Dividend rollback a grave concern
Nokia also announced that its board of directors had decided against the distribution of dividends for the third and fourth quarters. Nokia paid an annual dividend of $0.22 per share, indicating a dividend payout ratio of 87% and a yield of 4.4%.
NOK wants to use the cash to increase its 5G investments, strengthen its cash position, and invest in strategic areas such as software. The company expects to start paying dividends after it reaches a cash balance of 2 billion euros.
Any company that stops paying dividends is viewed as fundamentally weak. A dividend rollback usually occurs when a company is unable to generate enough cash flow to pay back debt and reinvest in growth opportunities due to weak profitability cash flow metrics.
Though Nokia has no debt, it now wants to gain traction in end-to-end networks and focus on the enterprise segment. Nokia has launched 15 live 5G networks with telecommunications giants that include AT&T, Verizon, T-Mobile, Sprint, Vodafone, and Zain.
NOK is one of three major players in the telecommunications equipment space and has severely underperformed the markets over the last few years. Its sales have declined from 23.94 billion euros in 2016 to 22.58 billion euros in 2018. Analysts expect Nokia’s 5G transition to drive its sales to 24.83 billion euros in 2021.

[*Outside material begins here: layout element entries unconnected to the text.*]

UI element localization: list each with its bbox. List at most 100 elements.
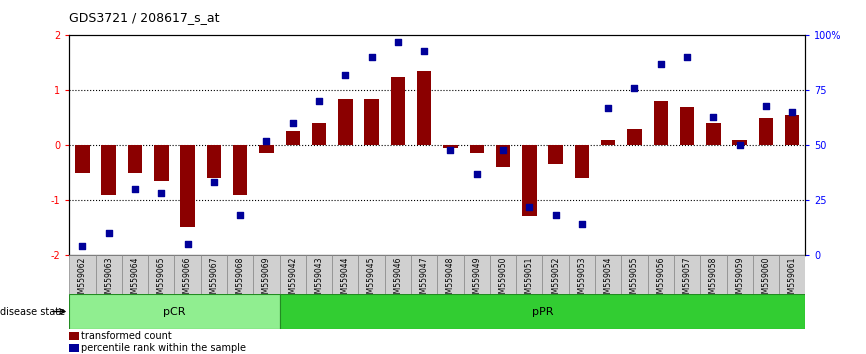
- Bar: [785, 115, 799, 145]
- Bar: [706, 123, 721, 145]
- Bar: [443, 145, 458, 148]
- FancyBboxPatch shape: [148, 255, 174, 294]
- Text: GSM559063: GSM559063: [104, 257, 113, 303]
- Bar: [654, 101, 668, 145]
- Point: [707, 114, 721, 119]
- Text: transformed count: transformed count: [81, 331, 172, 341]
- FancyBboxPatch shape: [516, 255, 542, 294]
- FancyBboxPatch shape: [437, 255, 463, 294]
- Point: [391, 39, 404, 45]
- Text: GSM559049: GSM559049: [472, 257, 481, 303]
- Bar: [365, 98, 378, 145]
- Text: GSM559042: GSM559042: [288, 257, 297, 303]
- Bar: [417, 71, 431, 145]
- Text: GSM559064: GSM559064: [131, 257, 139, 303]
- FancyBboxPatch shape: [306, 255, 333, 294]
- Bar: [154, 145, 169, 181]
- Point: [128, 186, 142, 192]
- Point: [154, 190, 168, 196]
- FancyBboxPatch shape: [701, 255, 727, 294]
- FancyBboxPatch shape: [359, 255, 385, 294]
- Text: GSM559067: GSM559067: [210, 257, 218, 303]
- FancyBboxPatch shape: [385, 255, 411, 294]
- Text: pCR: pCR: [163, 307, 185, 316]
- FancyBboxPatch shape: [280, 255, 306, 294]
- FancyBboxPatch shape: [201, 255, 227, 294]
- Point: [207, 179, 221, 185]
- Text: GSM559065: GSM559065: [157, 257, 165, 303]
- Bar: [75, 145, 90, 172]
- Point: [575, 221, 589, 227]
- FancyBboxPatch shape: [411, 255, 437, 294]
- Bar: [469, 145, 484, 153]
- Bar: [733, 139, 746, 145]
- FancyBboxPatch shape: [253, 255, 280, 294]
- Bar: [69, 294, 280, 329]
- Point: [496, 147, 510, 152]
- Bar: [496, 145, 510, 167]
- Text: GSM559062: GSM559062: [78, 257, 87, 303]
- Bar: [233, 145, 248, 195]
- Text: GSM559068: GSM559068: [236, 257, 245, 303]
- Text: GSM559060: GSM559060: [761, 257, 771, 303]
- Point: [522, 204, 536, 210]
- FancyBboxPatch shape: [542, 255, 569, 294]
- Text: GSM559052: GSM559052: [551, 257, 560, 303]
- Bar: [601, 139, 616, 145]
- Point: [339, 72, 352, 78]
- Text: percentile rank within the sample: percentile rank within the sample: [81, 343, 247, 353]
- Point: [233, 212, 247, 218]
- Text: GSM559055: GSM559055: [630, 257, 639, 303]
- Point: [75, 243, 89, 249]
- FancyBboxPatch shape: [595, 255, 622, 294]
- Text: pPR: pPR: [532, 307, 553, 316]
- Point: [733, 142, 746, 148]
- Point: [654, 61, 668, 67]
- FancyBboxPatch shape: [227, 255, 253, 294]
- Point: [601, 105, 615, 111]
- Text: GSM559048: GSM559048: [446, 257, 455, 303]
- Bar: [128, 145, 142, 172]
- FancyBboxPatch shape: [674, 255, 701, 294]
- Text: GSM559043: GSM559043: [314, 257, 324, 303]
- Text: GSM559069: GSM559069: [262, 257, 271, 303]
- Bar: [69, 332, 79, 340]
- FancyBboxPatch shape: [95, 255, 122, 294]
- Text: GSM559066: GSM559066: [183, 257, 192, 303]
- Bar: [280, 294, 805, 329]
- FancyBboxPatch shape: [463, 255, 490, 294]
- Bar: [338, 98, 352, 145]
- Bar: [391, 76, 405, 145]
- Point: [417, 48, 431, 53]
- Text: GSM559047: GSM559047: [420, 257, 429, 303]
- Bar: [207, 145, 221, 178]
- Text: GDS3721 / 208617_s_at: GDS3721 / 208617_s_at: [69, 11, 220, 24]
- FancyBboxPatch shape: [727, 255, 753, 294]
- FancyBboxPatch shape: [333, 255, 359, 294]
- Point: [628, 85, 642, 91]
- Bar: [522, 145, 537, 216]
- FancyBboxPatch shape: [648, 255, 674, 294]
- FancyBboxPatch shape: [122, 255, 148, 294]
- Point: [549, 212, 563, 218]
- Bar: [575, 145, 589, 178]
- Text: GSM559059: GSM559059: [735, 257, 744, 303]
- Text: GSM559044: GSM559044: [341, 257, 350, 303]
- Point: [443, 147, 457, 152]
- Text: GSM559051: GSM559051: [525, 257, 533, 303]
- Bar: [548, 145, 563, 164]
- Point: [286, 120, 300, 126]
- Bar: [759, 118, 773, 145]
- Point: [181, 241, 195, 247]
- FancyBboxPatch shape: [622, 255, 648, 294]
- Bar: [312, 123, 326, 145]
- Text: GSM559058: GSM559058: [709, 257, 718, 303]
- Bar: [180, 145, 195, 227]
- Point: [312, 98, 326, 104]
- Text: GSM559053: GSM559053: [578, 257, 586, 303]
- FancyBboxPatch shape: [69, 255, 95, 294]
- Point: [759, 103, 772, 108]
- Text: GSM559050: GSM559050: [499, 257, 507, 303]
- Text: GSM559061: GSM559061: [788, 257, 797, 303]
- Point: [102, 230, 116, 236]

Has Nokia stock bottomed out?
Investors have now lost over 50% in Nokia in the last five years. The stock’s fall of 22% today has been its highest-ever loss in a single day. The stock is trading at a cheap valuation multiple for a reason. It’s struggling with profitability and revenue growth. Nokia has undergone several cost-reduction programs but has been unable to grow at a sustainable rate.
The telecommunications equipment space is a mature one, but Nokia needs to find a way to boost its bottom line going forward to keep investors interested. It seems Nokia has also failed to capitalize on the Huawei ban. Though the company’s management remains optimistic about the growth potential in Internet-of-Things, 5G, and enterprise software, investors will likely no longer be taking its estimates at face value.
NOK gained over 3% last week after Ericsson’s strong outlook. Ericsson’s third-quarter results raised hopes of a turnaround for Nokia investors, but NOK is now trading at a seven-year low.